Samba do Trabalhador


Hoje, mais de três décadas depois, Moacyr se consagra como bastião do gênero e líder da principal roda de samba do Rio – o Samba do Trabalhador, que há 18 anos movimenta o Renascença Clube, no Andaraí, às segundas-feiras.

 


O tijucano teve mais de uma centena de composições gravada por Gilberto Gil, Maria Bethânia, Nana Caymmi e João Bosco, entre outros. Mas foi em 1989 que duas músicas mudaram seu patamar como compositor e músico.

 


A primeira foi “Coração do agreste”, tema da novela “Tieta”, cantada por Fafá de Belém. Até então, conta, sua vida era escolher comprar um pão ou pegar um ônibus. O sucesso rendeu alguns milhares de dólares, pagos em dinheiro vivo pela gravadora, que foram espalhados pela cama de Moacyr, no apartamento que dividia com a mãe, na Tijuca. “Ela entrou no quarto, e eu só pude falar: 'Estou rico'.”

 


A segunda foi “Saudades da Guanabara”, feita a pedido de Beth Carvalho, que deu nome ao álbum da cantora. A letra, quando Beth ouviu pela primeira vez, era diferente da versão que se consagrou. Não era do agrado dela.

 


“A música já existia, tinha feito em 1985, e Beth um dia me confidenciou que gostava da música, mas não da letra. Com uma letra melhor, ela gravaria. Ela falou para mim, cheia de cuidado: ‘'Olha, você é brilhante, é maravilhoso, mas a letra é uma merda’'”, conta Moacyr, aos risos.

 


O músico refez a letra de madrugada, ao lado de Paulo César Pinheiro e Aldir Blanc. O trio estava reunido no apartamento de Moacyr na Tijuca, na Rua Garibaldi. Aldir era seu vizinho do andar de cima.

 

 

EP e álbum em 2023

 

Desde a pandemia, o compositor decidiu entrar em ritmo acelerado de produção.
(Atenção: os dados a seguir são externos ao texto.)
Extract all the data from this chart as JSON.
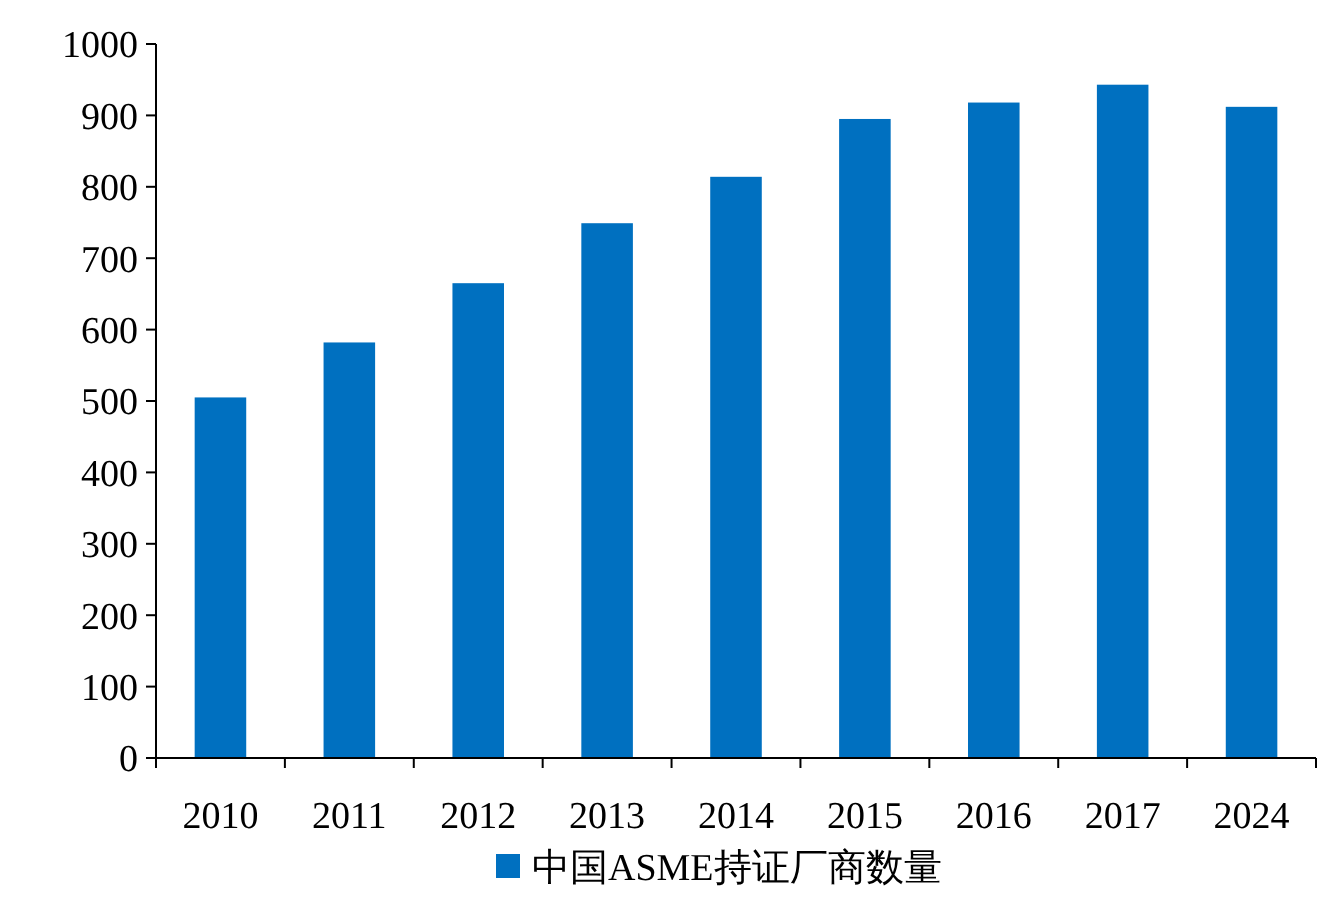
{
  "chart_data": {
    "type": "bar",
    "categories": [
      "2010",
      "2011",
      "2012",
      "2013",
      "2014",
      "2015",
      "2016",
      "2017",
      "2024"
    ],
    "series": [
      {
        "name": "中国ASME持证厂商数量",
        "color": "#0070c0",
        "values": [
          505,
          582,
          665,
          749,
          814,
          895,
          918,
          943,
          912
        ]
      }
    ],
    "ylim": [
      0,
      1000
    ],
    "yticks": [
      0,
      100,
      200,
      300,
      400,
      500,
      600,
      700,
      800,
      900,
      1000
    ],
    "grid": false,
    "legend": "bottom"
  }
}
Só no último ano fez EP com Paulo Malaguti, “Luz & Pauleira”, lançou um álbum com Pierre Aderne, “Mapa dos rios”, e se prepara para lançar mais um disco do Samba do Trabalhador, ainda sem data.

 


Nos últimos carnavais, o tijucano assinou pelo menos cinco sambas-enredo que tocaram na Marquês de Sapucaí pelo grupo especial: quatro pelo Paraíso do Tuiuti e um pela Mangueira.

 


Moa, como é chamado pelos mais próximos, diz que está construindo o seu legado. Vive, em suas palavras, a angústia de letrista. “Tudo que fiz já foi. Tenho que continuar fazendo e não me preocupar com o que passou. Agora, falta fazer tudo.”


Fuga do hospital

 

Moacyr enfrentou vários problemas de saúde. No ano passado, ficou uma semana internado na UTI para tratar insuficiência respiratória. Foi um susto para os parceiros de roda e fãs, embora todos soubessem que, na semana anterior, ele havia fugido do hospital depois de receber o diagnóstico de pneumonia.

 


Moa diz que não tem medo de morrer, mas de hospital. O temor vem dos casos dos amigos. Beth morreu em abril de 2019, após meses internada. Aldir Blanc morreu de COVID em maio de 2020, em um hospital público do Rio, e não tinha plano de saúde.

 


“A pior coisa que já vivi, e não tem nada parecido, foi o CTI. Prefiro a morte”, diz Moacyr, que já enfrentou um câncer de próstata e convive com o Parkinson desde 2008.

 


“Acredito que vou ficar pelo conjunto da obra. As pessoas vão começar a procurar pelo Moacyr e falar: 'Caralho, essa música é dele? Como pode, esse cara é louco’.” Aos risos, conclui: “O meu prazo de validade já foi. Espero viver mais 200 anos. Mas se viver só mais um, está bom.”